Renowned Swiss director Christoph Marthaler brings a breath of fresh air to the Linbury Theatre

Michael von der Heide and Tora Augestad in King Size (ROH
Michael von der Heide and Tora Augestad in King Size (ROH)
© Simon Hallström

"A reflection on love and the seduction of dreams"? Hm, maybe. But anyone who needs to fathom what King Size is actually about – even Royal Opera director Kasper Holten, who offers that definition in the programme – is surely missing the point.

A sleeping man awakens to Francis Lai and dresses while singing an interminable loop of Wachsmann’s 'Wachet auf'; a hotel bellhop and chambermaid make his bed (then lie in it) but change their personalities at the drop of a hat; a deadpan woman makes ghostly appearances and eats spaghetti out of her handbag.

It’s theatre of the absurd writ large, and a properly joyous entertainment. On one level King Size is a juke-box opera, or perhaps a 'Liederabend' of 26 disconnected numbers flung together out of relish for their incongruous juxtaposition; on another it’s a cascade of jolly japes delivered by four talented artists. Either way it’s a 75-minute delight, and I couldn’t care less whether it’s actually about anything.

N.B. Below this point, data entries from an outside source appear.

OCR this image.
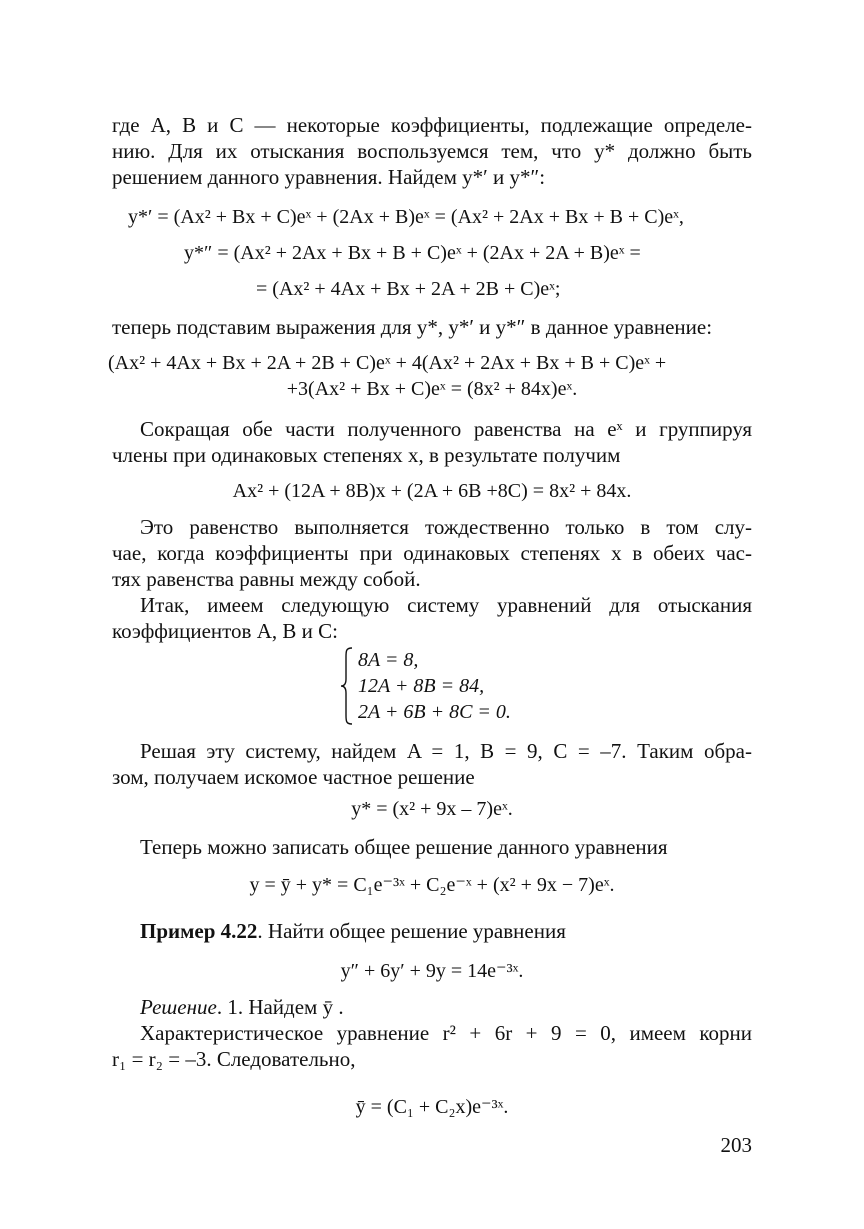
где A, B и C — некоторые коэффициенты, подлежащие определе-
нию. Для их отыскания воспользуемся тем, что y* должно быть
решением данного уравнения. Найдем y*′ и y*″:
y*′ = (Ax² + Bx + C)eˣ + (2Ax + B)eˣ = (Ax² + 2Ax + Bx + B + C)eˣ,
y*″ = (Ax² + 2Ax + Bx + B + C)eˣ + (2Ax + 2A + B)eˣ =
= (Ax² + 4Ax + Bx + 2A + 2B + C)eˣ;
теперь подставим выражения для y*, y*′ и y*″ в данное уравнение:
(Ax² + 4Ax + Bx + 2A + 2B + C)eˣ + 4(Ax² + 2Ax + Bx + B + C)eˣ +
+3(Ax² + Bx + C)eˣ = (8x² + 84x)eˣ.
Сокращая обе части полученного равенства на eˣ и группируя
члены при одинаковых степенях x, в результате получим
Ax² + (12A + 8B)x + (2A + 6B +8C) = 8x² + 84x.
Это равенство выполняется тождественно только в том слу-
чае, когда коэффициенты при одинаковых степенях x в обеих час-
тях равенства равны между собой.
Итак, имеем следующую систему уравнений для отыскания
коэффициентов A, B и C:
8A = 8,
12A + 8B = 84,
2A + 6B + 8C = 0.
Решая эту систему, найдем A = 1, B = 9, C = –7. Таким обра-
зом, получаем искомое частное решение
y* = (x² + 9x – 7)eˣ.
Теперь можно записать общее решение данного уравнения
y = ȳ + y* = C₁e⁻³ˣ + C₂e⁻ˣ + (x² + 9x − 7)eˣ.
Пример 4.22. Найти общее решение уравнения
y″ + 6y′ + 9y = 14e⁻³ˣ.
Решение. 1. Найдем ȳ .
Характеристическое уравнение r² + 6r + 9 = 0, имеем корни
r₁ = r₂ = –3. Следовательно,
ȳ = (C₁ + C₂x)e⁻³ˣ.
203
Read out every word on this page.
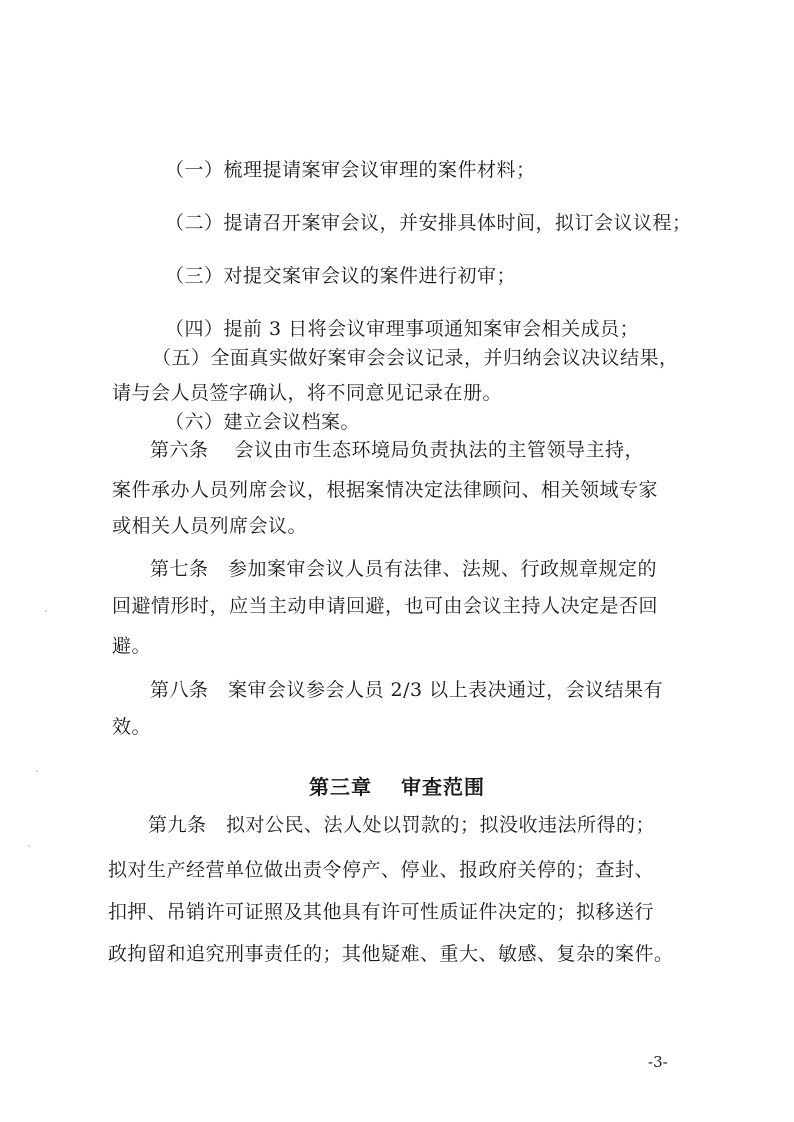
（一）梳理提请案审会议审理的案件材料；
（二）提请召开案审会议，并安排具体时间，拟订会议议程；
（三）对提交案审会议的案件进行初审；
（四）提前 3 日将会议审理事项通知案审会相关成员；
（五）全面真实做好案审会会议记录，并归纳会议决议结果，
请与会人员签字确认，将不同意见记录在册。
（六）建立会议档案。
第六条　 会议由市生态环境局负责执法的主管领导主持，
案件承办人员列席会议，根据案情决定法律顾问、相关领域专家
或相关人员列席会议。
第七条　参加案审会议人员有法律、法规、行政规章规定的
回避情形时，应当主动申请回避，也可由会议主持人决定是否回
避。
第八条　案审会议参会人员 2/3 以上表决通过，会议结果有
效。
第三章　 审查范围
第九条　拟对公民、法人处以罚款的；拟没收违法所得的；
拟对生产经营单位做出责令停产、停业、报政府关停的；查封、
扣押、吊销许可证照及其他具有许可性质证件决定的；拟移送行
政拘留和追究刑事责任的；其他疑难、重大、敏感、复杂的案件。
-3-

Boundary-pushing Swiss director Christoph Marthaler and keyboard wizard Bendix Dethleffsen created King Size for Theater Basel, and it’s as kinkily European as you might expect. But it also appeals to the Anglo-Saxon love of the non sequitur, as exemplified by the likes of NF Simpson and Monty Python, and as such it found an instant connection with an audience who responded with warmth and laughter. And thank goodness – for I can scarcely recall the last time a descent into the bowels of the Linbury Studio lifted the spirits rather than pummelling them.

Dethleffsen spends most of the evening at the piano while Tora Augestad and Michael von der Heide deliver the songs with the lightly trained confidence of cabaret actors. She turns in a parade of sharply defined characters, he is a dab hand at dad dancing. Nikola Weisse is the apparition with the pasta habit.

How many shows do you know that could jump from Wagner’s Tristan Prelude through the Jackson 5’s 'I’ll Be There' to Bobby Lapointe’s tongue-twisting 'Méli Mélodie', all within five minutes? The variety is bewildering, and it’s undeniably a hymn to what Noel Coward called the potency of cheap music. You’ll relish the Schumann songs but it’s 'Sonny Boy' you’ll be whistling on the way out.